WASHINGTON (AP) -- President Donald Trump's embattled Chief of Staff John Kelly is back in the spotlight this week as Trump prepares to overhaul his communications team amid a string of staff departures.
In what has become a parlor game in Trump's Washington, rumors swirled about Kelly's fate Thursday as the president sounded out allies about potential replacements for the retired four-star general. Kelly is credited with bringing order to the West Wing but also grates on the freewheeling president.
Two possible replacements: Trump's budget director, Mick Mulvaney, and Vice President Mike Pence's chief of staff, Nick Ayers, according to two people with knowledge of Trump's thinking. The sources spoke condition of anonymity because they were not authorized to discuss personnel matters.
Trump often openly muses about replacements for his aides without follow-through, and speculation has bubbled up about Kelly and other aides in the past without action.
The White House pushed back Thursday on the notion that Kelly's days in the West Wing were numbered. White House spokeswoman Lindsay Walters said she had spoken to Trump and Kelly, and said both disputed the reports.

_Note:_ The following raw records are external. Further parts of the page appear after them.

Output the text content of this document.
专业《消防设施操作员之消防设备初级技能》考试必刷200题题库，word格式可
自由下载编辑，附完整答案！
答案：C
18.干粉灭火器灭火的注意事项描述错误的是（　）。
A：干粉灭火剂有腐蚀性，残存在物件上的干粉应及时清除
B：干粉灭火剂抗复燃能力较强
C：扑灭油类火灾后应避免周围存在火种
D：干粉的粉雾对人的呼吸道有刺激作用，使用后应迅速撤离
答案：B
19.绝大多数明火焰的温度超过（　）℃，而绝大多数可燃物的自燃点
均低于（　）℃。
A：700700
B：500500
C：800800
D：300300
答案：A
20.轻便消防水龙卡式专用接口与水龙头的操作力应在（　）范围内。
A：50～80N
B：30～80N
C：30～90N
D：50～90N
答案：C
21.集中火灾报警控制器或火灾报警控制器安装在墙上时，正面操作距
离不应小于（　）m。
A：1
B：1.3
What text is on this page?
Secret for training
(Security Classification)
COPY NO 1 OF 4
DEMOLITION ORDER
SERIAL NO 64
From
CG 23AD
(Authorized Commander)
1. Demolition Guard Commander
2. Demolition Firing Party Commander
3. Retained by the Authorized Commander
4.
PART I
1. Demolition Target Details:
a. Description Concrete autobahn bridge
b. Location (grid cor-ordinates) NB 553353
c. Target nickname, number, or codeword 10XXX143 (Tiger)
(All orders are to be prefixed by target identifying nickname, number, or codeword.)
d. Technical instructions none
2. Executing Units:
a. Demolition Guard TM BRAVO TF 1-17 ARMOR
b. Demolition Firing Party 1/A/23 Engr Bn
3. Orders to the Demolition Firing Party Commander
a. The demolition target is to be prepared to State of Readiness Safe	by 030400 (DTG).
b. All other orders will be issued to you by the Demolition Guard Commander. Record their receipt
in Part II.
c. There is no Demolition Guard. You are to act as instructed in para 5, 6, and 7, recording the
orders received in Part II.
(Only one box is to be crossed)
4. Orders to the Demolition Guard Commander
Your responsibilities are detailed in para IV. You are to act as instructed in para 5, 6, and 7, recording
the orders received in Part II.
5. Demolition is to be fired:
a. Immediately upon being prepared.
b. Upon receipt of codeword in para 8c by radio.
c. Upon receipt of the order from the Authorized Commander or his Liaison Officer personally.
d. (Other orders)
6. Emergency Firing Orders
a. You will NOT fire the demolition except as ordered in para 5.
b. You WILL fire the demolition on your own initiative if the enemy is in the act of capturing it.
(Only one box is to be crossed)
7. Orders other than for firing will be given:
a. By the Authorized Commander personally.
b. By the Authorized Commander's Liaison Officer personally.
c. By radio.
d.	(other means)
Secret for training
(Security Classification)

Trump "said it is absolutely not true and that it is fake news. I've also spoken to General Kelly, who said this was news to him," Walters said.
But the White House has previously denied talk of impending staff shake-ups that later came to pass. The long list of White House staffers who have recently left or are planning to go in the coming weeks includes legislative director Marc Short.
Kelly has told confidants he currently has no plan to leave and has made no formal preparations to do so, according to one person with knowledge of his thinking. But he has also told people close to him that he'd be happy if he made it to the one-year mark in the position, which would mean he stays until late July.
The latest speculation about Kelly comes as he has seen his White House role diminished in recent months.
Trump and Kelly have drifted apart, as the president has chafed at the retired general's attempts to impose order. The president has increasingly followed his own counsel and added more like-minded aides to his staff, many of whom have direct access to the Oval Office without going through Kelly.
That list will soon include former Fox News executive Bill Shine, who is expected to join the administration as deputy chief of staff for communications.
Kelly has often joked publicly about how working for Trump is the hardest job he's ever had, including those on the battlefield.
Trump has discussed replacing Kelly before, and any personnel changes should be considered tentative until he carries them out. Rarely does the president directly fire anyone, frequently letting out-of-favor aides dangle in limbo for months.
Ayers did not immediate respond to a request for comment. Mulvaney is focused on his current work, said an administration official who was not authorized to speak on the record about staffing issues.